THERE is no week of football quite like round one.
Every club goes in to the first week full of optimism about the year ahead while fans are excited about all the new faces and ideas that greet them at the start of the season.
Many St Kilda stars went on to long careers in the red, white and black after playing their first games in round one but it is doubtful any of them had a bigger impact in their first game than ruckman Carl Ditterich.
The prodigious blond talent from East Brighton was said to be disappointed he had missed out on a game with the Saints’ reserves in the first game of 1963, only to find he had been put into the club’s senior team to take on Melbourne – the most impressive club of the era.
Opposed to Ron Barassi, who was the VFL’s highest profile player at the time, 17-year-old Ditterich did as he pleased at the Junction Oval finishing best on ground in an upset win over a team that had contested the previous nine finals series.
With Ditterich too young to have his driver’s license, teammate Alan Morrow took it upon himself to be his chauffer off the field and his protector on the field.
But, recalling the game 50 years on, Morrow said he quickly realised his young teammate was more than capable of looking after himself.
“When I was driving him in I told him ‘Don’t worry about anything and just play your football. Don’t get sucked in because you’re a rising star and there will be plenty of blokes trying to get into your ear. Just ignore it and I’ll handle that other stuff because I’ve been around for a while,’” Morrow told saints.com.au.

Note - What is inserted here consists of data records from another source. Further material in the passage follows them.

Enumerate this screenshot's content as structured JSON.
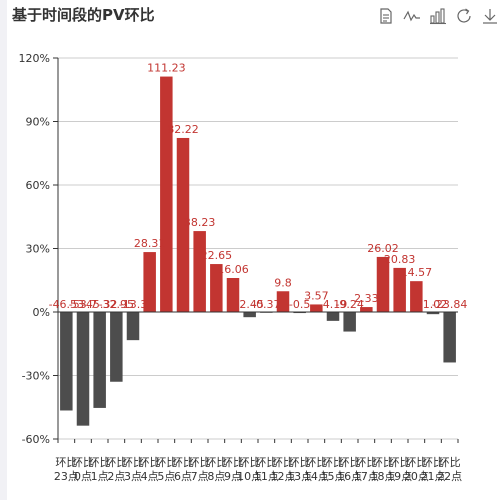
{
  "title": "基于时间段的PV环比",
  "toolbox": {
    "icons": [
      {
        "name": "data-view-icon"
      },
      {
        "name": "line-chart-icon"
      },
      {
        "name": "bar-chart-icon"
      },
      {
        "name": "restore-icon"
      },
      {
        "name": "download-icon"
      }
    ]
  },
  "colors": {
    "positive": "#c23531",
    "negative": "#4d4d4d",
    "axis": "#333333",
    "grid": "#cccccc",
    "label": "#c23531"
  },
  "chart_data": {
    "type": "bar",
    "title": "基于时间段的PV环比",
    "categories": [
      "环比23点",
      "环比0点",
      "环比1点",
      "环比2点",
      "环比3点",
      "环比4点",
      "环比5点",
      "环比6点",
      "环比7点",
      "环比8点",
      "环比9点",
      "环比10点",
      "环比11点",
      "环比12点",
      "环比13点",
      "环比14点",
      "环比15点",
      "环比16点",
      "环比17点",
      "环比18点",
      "环比19点",
      "环比20点",
      "环比21点",
      "环比22点"
    ],
    "values": [
      -46.53,
      -53.7,
      -45.32,
      -32.95,
      -13.3,
      28.31,
      111.23,
      82.22,
      38.23,
      22.65,
      16.06,
      -2.45,
      -0.37,
      9.8,
      -0.5,
      3.57,
      -4.19,
      -9.24,
      2.33,
      26.02,
      20.83,
      14.57,
      -1.02,
      -23.84
    ],
    "data_labels": [
      "-46.53",
      "-53.7",
      "-45.32",
      "-32.95",
      "-13.3",
      "28.31",
      "111.23",
      "82.22",
      "38.23",
      "22.65",
      "16.06",
      "-2.45",
      "-0.37",
      "9.8",
      "-0.5",
      "3.57",
      "-4.19",
      "-9.24",
      "2.33",
      "26.02",
      "20.83",
      "14.57",
      "-1.02",
      "-23.84"
    ],
    "yticks": [
      "120%",
      "90%",
      "60%",
      "30%",
      "0%",
      "-30%",
      "-60%"
    ],
    "ylim": [
      -60,
      120
    ],
    "grid": true
  }
}
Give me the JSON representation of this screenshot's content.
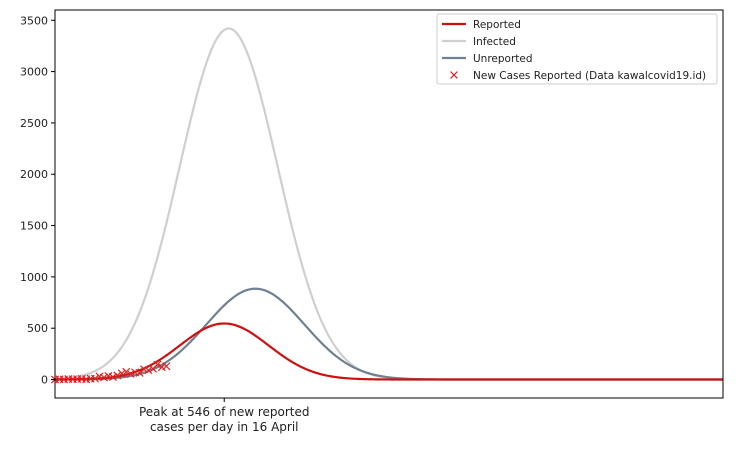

“Anyway the game had been going about 10 minutes and there was a bit of a melee. I looked over and saw the blond bloke in the middle of it all. I’ve ripped across and came in from behind to grab him on the shoulder. The next minute he’s brought the arm back and I had to remind him I was on his side.”
Years later, Ditterich recalled the first of his 285 VFL games with great joy in Heroes with Haloes – St Kilda’s One Hundred Greatest.
“In many respects it was a day out for me. The crowd, the loud cheering, the ground was packed,” Ditterich said.
“I remember the thrill of winning and being part of a successful side and to win it and win it well was great. Melbourne had been in quite a few finals at that stage.”
The start of 1963 was seen as a time of transition for the Saints, with three of the club’s best players – Neil Roberts, Eric Guy and Bud Annand finishing their careers at the end of 1962.
Morrow said there was a period of uncertainty at St Kilda after the three experienced heads left at once.
“They were stalwarts of the club and it’s hard to replace those types of people overnight. Eric Guy was a very tough player, “Coconut” (Roberts) had won a Brownlow medal and had been captain of the club,” he said.
“Bud Annand had been a ruckman with me during those years so they were all important.”
Ditterich was one of four St Kilda debutants in round one, 1963 along with Ian Stewart, Bob Murray and Jim Wallis.
Ditterich, Stewart and Murray all went on to have long and distinguished careers with St Kilda. All three won club best and fairests and were named in the club’s team of the century as well as the Hall of Fame. Stewart and Murray were both part of the 1966 premiership team that Ditterich famously missed due to suspension.
Wallis’ career wasn’t quite as decorated, but he was originally considered to be in the same bracket as his contemporaries.
A ruckman with a knack of presenting well at the end of tight games, Wallis played 39 games in three years before his career came to an end at just 23 years of age with a knee injury.
Morrow said Wallis could easily have gone down in St Kilda history with his contemporaries if it wasn’t for his misfortune.
“You couldn’t have got a better four players to debut at once. We never saw the best of Jimmy because he ended up with a knee injury at a young age,” he said.
“The other blokes all had tremendous careers and you’d be rapt if you could unearth a crop like that every year.”